Apesar de o Governo garantir que estão acauteladas as situações que obriguem a medidas de contenção de um surto, o mesmo não pensa o bastonário da Ordem dos Enfermeiros de Angola, Paulo Luvualo, que afirmou ao Jornal de Angola que os hospitais do país não reúnem as condições necessárias para uma tarefa dessa dimensão e isso facilita a ocorrência de casos de contágio.

"Sabemos que os enfermeiros são quase sempre os primeiros a ser infectados em caso de epidemias, pelo que apelamos a quem de direito no sentido de criar condições para se enfrentar eventuais ocorrências de coronavírus", disse o enfermeiro, exemplificando com o facto de haver departamentos de pediatria onde, por exemplo, numa cama estão deitadas seis crianças, como sucede no hospital de Malanje.

"Imaginemos que dentro da pediatria haja uma criança com coronavírus, o que vai acontecer com as demais?, questionou, acrescentando o Jornal de Angola que o bastonário, enquanto técnico, considera que não há condições nos hospitais para fazer face à doença caso esta chegue a Angola.

Em África, o único caso confirmado permanece limitado ao Egipto, onde na semana passada foi detectado um caso referente a um cidadão chinês recentemente chegado daquele país, o que permite ao director-geral da Organização Mundial de Saúde (OMS), Tedros Adhanom Ghebreyesus, perspectivar um cenário onde este coronavírus não atinge com violência o continente africano.

E África continua a ser um dos focos de atenção da OMS apoiando os países a estarem preparados para conter um eventual surto, seja pelo envio de kits que permitem diagnósticos rápidos, seja pela informação sobre como criar centros de quarentena e para o controlo das fronteiras.

Em cerca de uma semana, 40 países no continente africano vão estar equipados com material de uso pessoal, como fatos de protecção integral, minilaboratórios com capacidade de detectar precocemente os contágios eventuais por Covid-19.

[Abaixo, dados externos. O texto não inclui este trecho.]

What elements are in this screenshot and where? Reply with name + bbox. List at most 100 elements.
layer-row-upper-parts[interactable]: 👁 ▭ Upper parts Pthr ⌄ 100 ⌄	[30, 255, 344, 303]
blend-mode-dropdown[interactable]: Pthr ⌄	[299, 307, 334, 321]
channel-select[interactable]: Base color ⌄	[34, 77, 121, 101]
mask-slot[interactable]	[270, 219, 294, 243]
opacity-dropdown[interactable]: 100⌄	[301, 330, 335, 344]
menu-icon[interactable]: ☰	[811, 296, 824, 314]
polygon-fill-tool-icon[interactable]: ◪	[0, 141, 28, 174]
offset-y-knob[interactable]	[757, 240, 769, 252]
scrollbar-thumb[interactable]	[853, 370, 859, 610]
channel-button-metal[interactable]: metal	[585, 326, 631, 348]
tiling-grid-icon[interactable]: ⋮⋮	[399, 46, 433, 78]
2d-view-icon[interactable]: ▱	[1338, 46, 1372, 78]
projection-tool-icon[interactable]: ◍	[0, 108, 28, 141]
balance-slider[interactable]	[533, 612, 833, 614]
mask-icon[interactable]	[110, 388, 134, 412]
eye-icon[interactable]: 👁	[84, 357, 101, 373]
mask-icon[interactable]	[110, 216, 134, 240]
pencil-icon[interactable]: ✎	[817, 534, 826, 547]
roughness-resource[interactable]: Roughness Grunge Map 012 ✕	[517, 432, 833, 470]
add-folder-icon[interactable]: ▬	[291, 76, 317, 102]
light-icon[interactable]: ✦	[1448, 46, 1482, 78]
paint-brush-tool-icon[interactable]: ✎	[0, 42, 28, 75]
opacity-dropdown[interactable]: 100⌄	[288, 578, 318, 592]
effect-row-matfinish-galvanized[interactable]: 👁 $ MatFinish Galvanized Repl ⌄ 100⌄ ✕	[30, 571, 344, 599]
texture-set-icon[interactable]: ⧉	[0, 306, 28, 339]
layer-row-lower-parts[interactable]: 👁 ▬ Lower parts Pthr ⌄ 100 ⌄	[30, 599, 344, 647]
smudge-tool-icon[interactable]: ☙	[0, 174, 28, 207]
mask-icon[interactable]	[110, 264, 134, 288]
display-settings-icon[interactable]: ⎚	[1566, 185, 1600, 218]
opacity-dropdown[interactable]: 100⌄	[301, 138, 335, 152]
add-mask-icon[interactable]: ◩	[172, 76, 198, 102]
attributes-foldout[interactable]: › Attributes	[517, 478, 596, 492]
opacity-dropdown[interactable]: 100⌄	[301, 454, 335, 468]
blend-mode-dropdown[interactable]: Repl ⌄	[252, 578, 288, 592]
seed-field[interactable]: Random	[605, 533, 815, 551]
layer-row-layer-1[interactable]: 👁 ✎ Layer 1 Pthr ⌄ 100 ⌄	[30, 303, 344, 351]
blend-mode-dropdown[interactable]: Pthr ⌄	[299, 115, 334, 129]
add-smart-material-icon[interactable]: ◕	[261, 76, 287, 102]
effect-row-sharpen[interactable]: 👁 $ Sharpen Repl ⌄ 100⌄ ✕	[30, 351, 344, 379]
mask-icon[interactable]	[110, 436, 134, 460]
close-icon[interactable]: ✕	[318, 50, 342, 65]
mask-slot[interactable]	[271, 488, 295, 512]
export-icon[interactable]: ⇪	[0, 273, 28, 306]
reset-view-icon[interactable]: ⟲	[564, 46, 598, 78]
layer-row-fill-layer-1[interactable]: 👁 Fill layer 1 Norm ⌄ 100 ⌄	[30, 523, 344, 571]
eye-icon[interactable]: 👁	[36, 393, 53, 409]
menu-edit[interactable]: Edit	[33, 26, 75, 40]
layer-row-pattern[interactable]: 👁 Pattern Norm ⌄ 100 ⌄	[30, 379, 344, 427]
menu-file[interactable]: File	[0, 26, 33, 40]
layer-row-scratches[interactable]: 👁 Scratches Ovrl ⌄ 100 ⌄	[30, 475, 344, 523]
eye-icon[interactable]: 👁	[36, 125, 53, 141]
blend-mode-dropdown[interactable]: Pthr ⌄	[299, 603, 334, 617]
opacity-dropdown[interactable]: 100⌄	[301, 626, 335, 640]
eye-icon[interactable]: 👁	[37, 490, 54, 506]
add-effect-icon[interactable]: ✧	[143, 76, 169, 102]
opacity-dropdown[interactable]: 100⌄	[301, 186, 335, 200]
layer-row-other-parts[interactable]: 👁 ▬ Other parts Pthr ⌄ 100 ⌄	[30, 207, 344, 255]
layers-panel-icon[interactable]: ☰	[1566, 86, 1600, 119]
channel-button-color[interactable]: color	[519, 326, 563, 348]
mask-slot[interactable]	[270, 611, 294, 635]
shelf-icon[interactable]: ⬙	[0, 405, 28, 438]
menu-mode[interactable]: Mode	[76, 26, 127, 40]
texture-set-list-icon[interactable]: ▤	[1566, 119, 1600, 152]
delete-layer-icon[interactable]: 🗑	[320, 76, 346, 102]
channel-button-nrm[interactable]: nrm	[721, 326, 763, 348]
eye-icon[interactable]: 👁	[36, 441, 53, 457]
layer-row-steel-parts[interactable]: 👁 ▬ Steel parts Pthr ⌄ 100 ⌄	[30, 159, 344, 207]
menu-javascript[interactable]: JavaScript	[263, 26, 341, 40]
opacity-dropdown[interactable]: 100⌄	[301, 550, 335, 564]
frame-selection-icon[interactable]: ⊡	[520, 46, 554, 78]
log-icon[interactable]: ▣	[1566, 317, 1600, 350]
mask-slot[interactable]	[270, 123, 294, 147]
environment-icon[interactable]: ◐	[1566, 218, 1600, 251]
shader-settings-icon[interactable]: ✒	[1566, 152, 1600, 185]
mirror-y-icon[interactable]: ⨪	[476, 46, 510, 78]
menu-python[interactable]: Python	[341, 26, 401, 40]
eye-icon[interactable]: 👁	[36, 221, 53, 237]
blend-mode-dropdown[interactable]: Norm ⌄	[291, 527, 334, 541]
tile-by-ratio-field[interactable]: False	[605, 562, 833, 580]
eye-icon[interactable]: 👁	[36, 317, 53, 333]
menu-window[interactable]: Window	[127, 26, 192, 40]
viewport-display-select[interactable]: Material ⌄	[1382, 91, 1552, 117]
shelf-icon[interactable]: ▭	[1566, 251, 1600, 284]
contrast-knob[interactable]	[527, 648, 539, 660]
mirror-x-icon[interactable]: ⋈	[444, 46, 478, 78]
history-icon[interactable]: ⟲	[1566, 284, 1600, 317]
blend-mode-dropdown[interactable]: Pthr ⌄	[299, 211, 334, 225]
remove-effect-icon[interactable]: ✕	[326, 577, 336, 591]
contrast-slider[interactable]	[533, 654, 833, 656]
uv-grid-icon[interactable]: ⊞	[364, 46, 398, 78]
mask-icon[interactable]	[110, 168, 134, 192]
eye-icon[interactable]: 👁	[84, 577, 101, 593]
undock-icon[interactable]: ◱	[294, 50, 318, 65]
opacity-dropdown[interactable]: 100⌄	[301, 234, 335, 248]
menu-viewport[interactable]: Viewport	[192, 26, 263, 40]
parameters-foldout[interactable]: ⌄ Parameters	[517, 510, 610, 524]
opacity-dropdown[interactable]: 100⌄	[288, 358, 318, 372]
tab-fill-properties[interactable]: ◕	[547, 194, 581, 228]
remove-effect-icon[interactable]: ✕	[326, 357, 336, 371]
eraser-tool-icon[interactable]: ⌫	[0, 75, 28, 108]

Como era o caso de Angola, até aqui a maioria dos países africanos viam-se na obrigação de enviar amostras de sangue para outros países, África do Sul ou Senegal, e esperar uma semana pelos resultados, enquanto agora esses testes são feitos localmente e os resultados são conseguidos em menos de 48 horas.

O vírus, o que é e o que fazer, sintomas

Estes vírus pertencem a uma família viral específica, a Coronaviridae, conhecida desde os anos de 1960, e afecta tanto humanos como animais, tendo sido responsável por duas pandemias de elevada gravidade, como a Síndrome Respiratória do Oriente Médio (MERS), transmitida de dromedários para humanos, e a Síndrome Respiratória Aguda Grave (SARS), transmitida de felinos para humanos, com início na China.

Inicialmente, esta doença era apenas transmitida de animais para humanos mas, com os vários surtos, alguns de pequena escala, este quadro evoluiu para um em que a transmissão ocorre de humano para humano, o que faz deste vírus muito mais perigoso, sendo um espirro, gotas de saliva, por mais minúsculas que sejam, ou tosse de indivíduos infectados o suficiente para uma contaminação.

Os sintomas associados a esta doença passam por febres altas, dificuldades em respirar, tosse, dores de garganta, o que faz deste quadro muito similar ao de uma gripe comum, podendo, no entanto, evoluir para formas graves de pneumonia e, nalguns casos, letais, especialmente em idosos, pessoas com o sistema imunitário fragilizado, doentes crónicos, etc.

O período de incubação médio é de 14 dias e durante o qual o vírus, ao contrário do que sucedeu com os outros surtos, tem a capacidade de transmissão durante a incubação, quando os indivíduos não apresentam sintomas, logo de mais complexo controlo.

A melhor forma de evitar este vírus, segundo os especialistas é não frequentar áreas de risco com muitas pessoas, não ir para espaços fechados e sem ventilação, usar máscara sanitária, lavar com frequência as mãos com desinfectante adequado, cobrir a boca e o nariz quando espirrar ou tossir, evitar o contacto com pessoas suspeitas de estarem doentes.